Characterization and prediction of residues forming functional protein-protein interfaces using network analysis
Characterization of protein-protein interfaces can provide understanding of the fundamental properties of their functionality. Additionally, such understanding aids functional annotation of the interfaces and prediction to help in drug design. In this work, we classified protein interfaces broadly into two functional categories: Functionally Linked Interfaces of Proteins (FLIPs) and Functionally uncorrelated Contacts (FunCs). We used a method, based on network analysis followed by statistical analysis, to classify protein interfaces based on their functionality. Additionally, the method used for classification of protein interfaces characterizes each subunit in the complex individually allowing to expand the use of our method towards prediction of functionally linked interfaces. We assessed two different types of network constructs, as well as a method combining the best features from both the network constructs, for their classification accuracy and ability to predict functional interfaces.

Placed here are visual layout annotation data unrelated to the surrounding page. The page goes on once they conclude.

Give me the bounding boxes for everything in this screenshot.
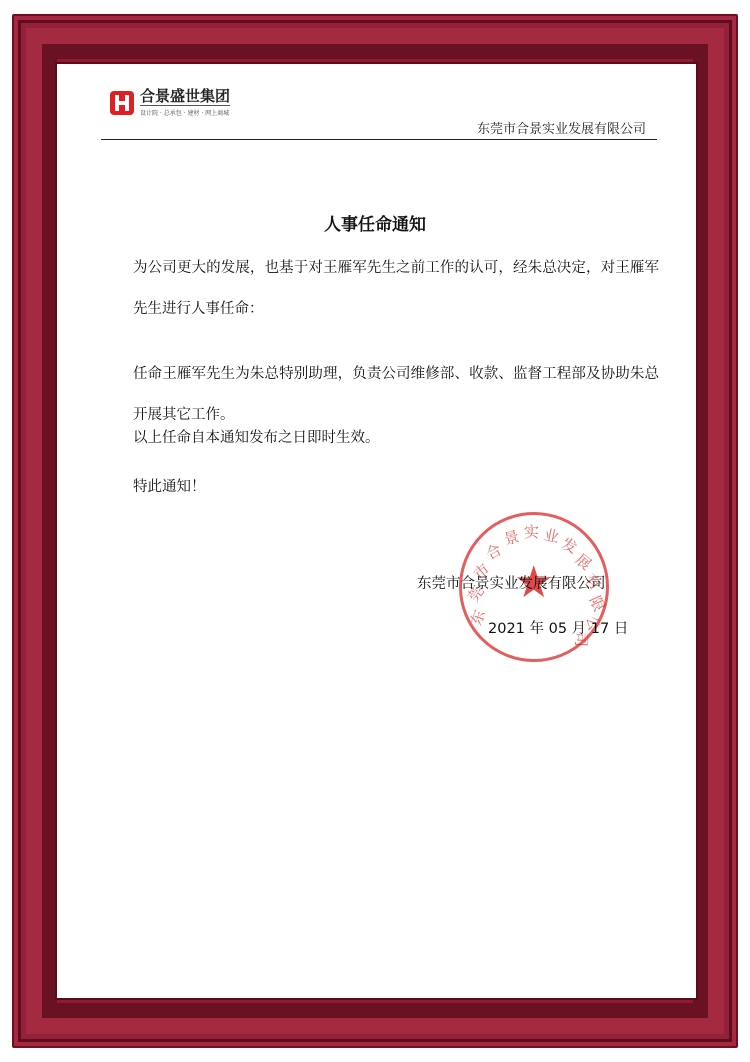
document-title: 人事任命通知 — [0, 210, 750, 235]
paragraph-text: 为公司更大的发展，也基于对王雁军先生之前工作的认可，经朱总决定，对王雁军先生进行… — [103, 248, 659, 330]
header-company-name: 东莞市合景实业发展有限公司 — [477, 118, 646, 137]
paragraph-1: 为公司更大的发展，也基于对王雁军先生之前工作的认可，经朱总决定，对王雁军先生进行… — [103, 248, 659, 330]
paragraph-4: 特此通知！ — [103, 467, 659, 508]
logo-brand-name: 合景盛世集团 — [140, 88, 230, 106]
signature-company: 东莞市合景实业发展有限公司 — [417, 572, 606, 593]
paragraph-text: 以上任命自本通知发布之日即时生效。 — [103, 418, 659, 459]
paragraph-text: 特此通知！ — [103, 467, 659, 508]
header-divider — [101, 139, 657, 140]
paragraph-3: 以上任命自本通知发布之日即时生效。 — [103, 418, 659, 459]
logo-tagline: 设计院 · 总承包 · 建材 · 网上商城 — [140, 108, 230, 117]
signature-date: 2021 年 05 月 17 日 — [488, 617, 628, 638]
h-logo-icon — [110, 91, 134, 115]
company-logo: 合景盛世集团 设计院 · 总承包 · 建材 · 网上商城 — [110, 88, 230, 117]
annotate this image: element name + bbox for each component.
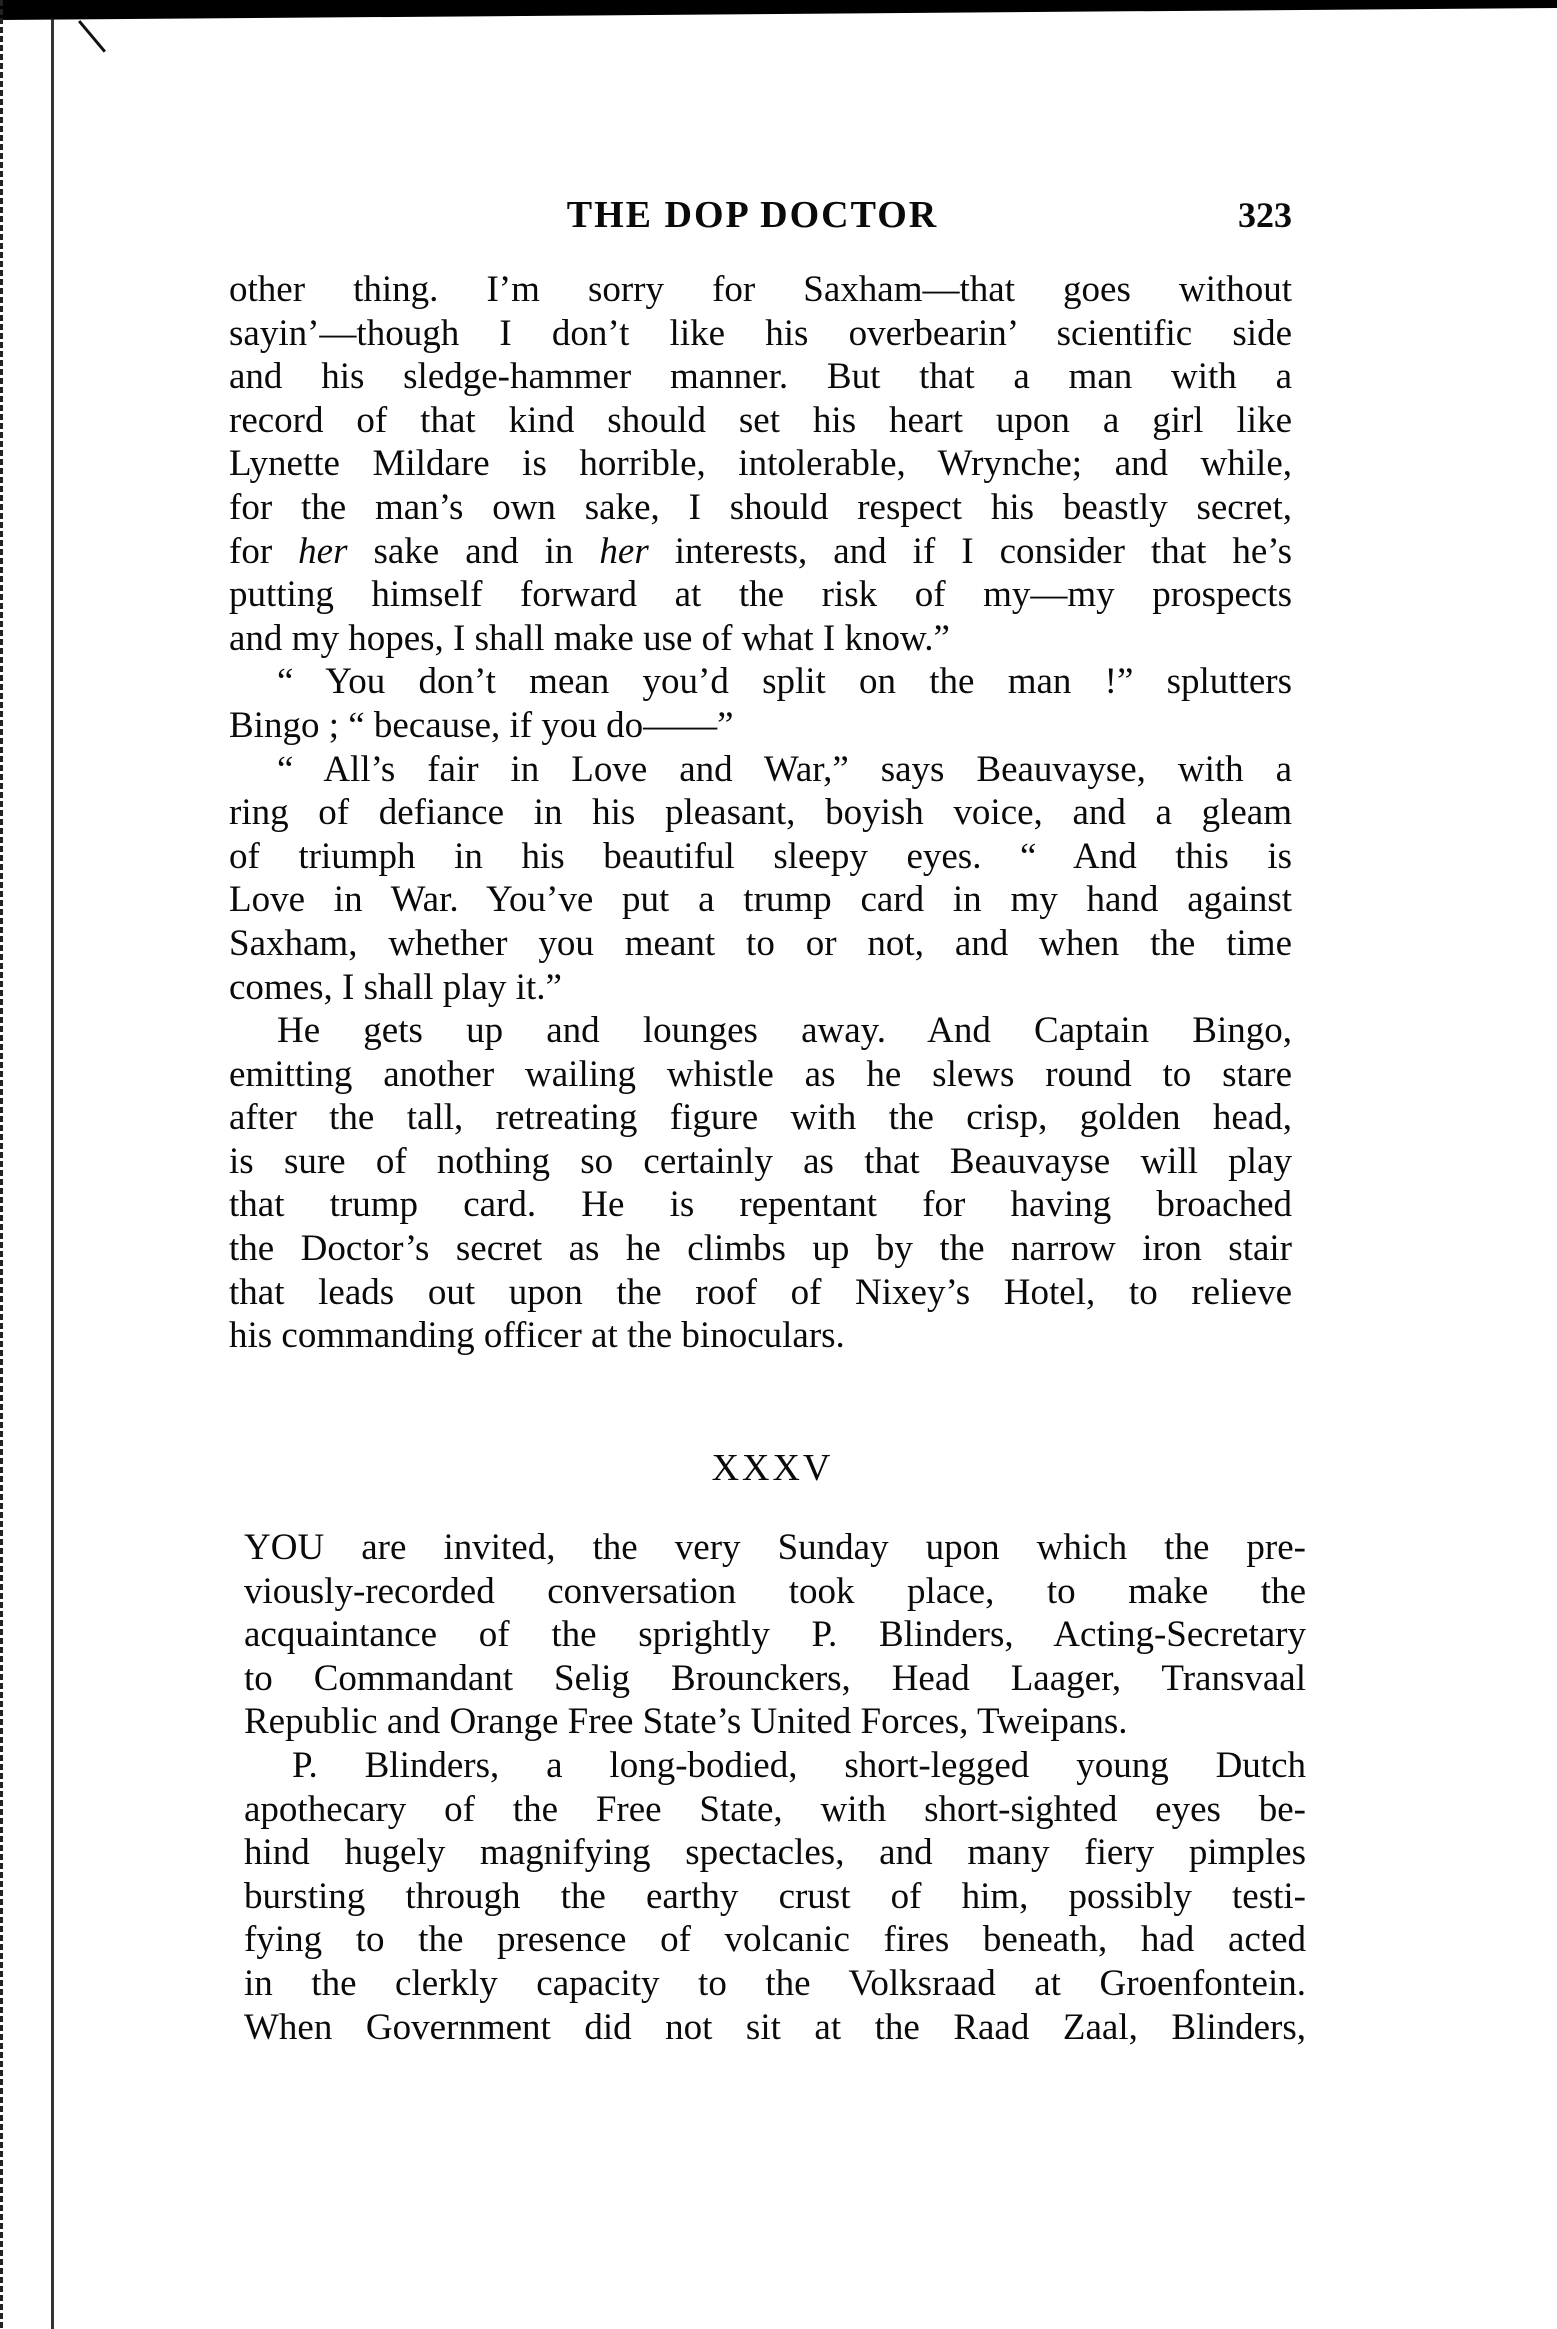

In the first network construct, Residue Interaction Networks (RINs), amino acid interactions are represented by spatial distance cut-offs of 8 Å between two Cα atoms of the residues. This simple approach classified FLIPs from FunCs with a consistent accuracy of 72%. It also identified dissimilarities among FLIP and FunC organizations. The positive correlation of FLIPs and network organization features suggest that FLIPs have a surface rich in concavities, while FunCs have smooth surface. The second network construct, Protein Energy Network, identified interactions among the amino acid residues using PyRosetta generated interaction energy scores. This construct was designed to assimilate chemical information in addition to geometrical information based RIN construct to study energy influenced organization of interfaces. A 70% classification accuracy was achieved with this method; however, the compromise in overall accuracy is balanced by accuracies of categorization of a few functional subcategories such as structural interfaces were classified with 100% accuracy. Finally we combined the identified spatial and energetic organization features from both the constructs and analyzed the classification potential of the combined model. It achieved an accuracy of 73% in classifying FLIPs from FunCs. Analysis of organization features from both the constructs, and also, the combination using Receiver Operating Characteristic (ROC) Curves identified that the classification abilities of combined organization features can be translated to a better prediction method among the three. Predictions of functionally linked interfaces of protein showed that 60% of the observed interfaces were correctly predicted, along with identification at least one connected triplet in 87% of the FLIPs. However, a 75% over prediction rate was observed. Analysis of FunCs on the other hand showed that we identified a connected triplet in 70% of the proteins, but rarely predicted functionally uncorrelated interface residues. Overall, our work suggests that network analysis can successfully characterize, classify and predict functionally linked interfaces of proteins.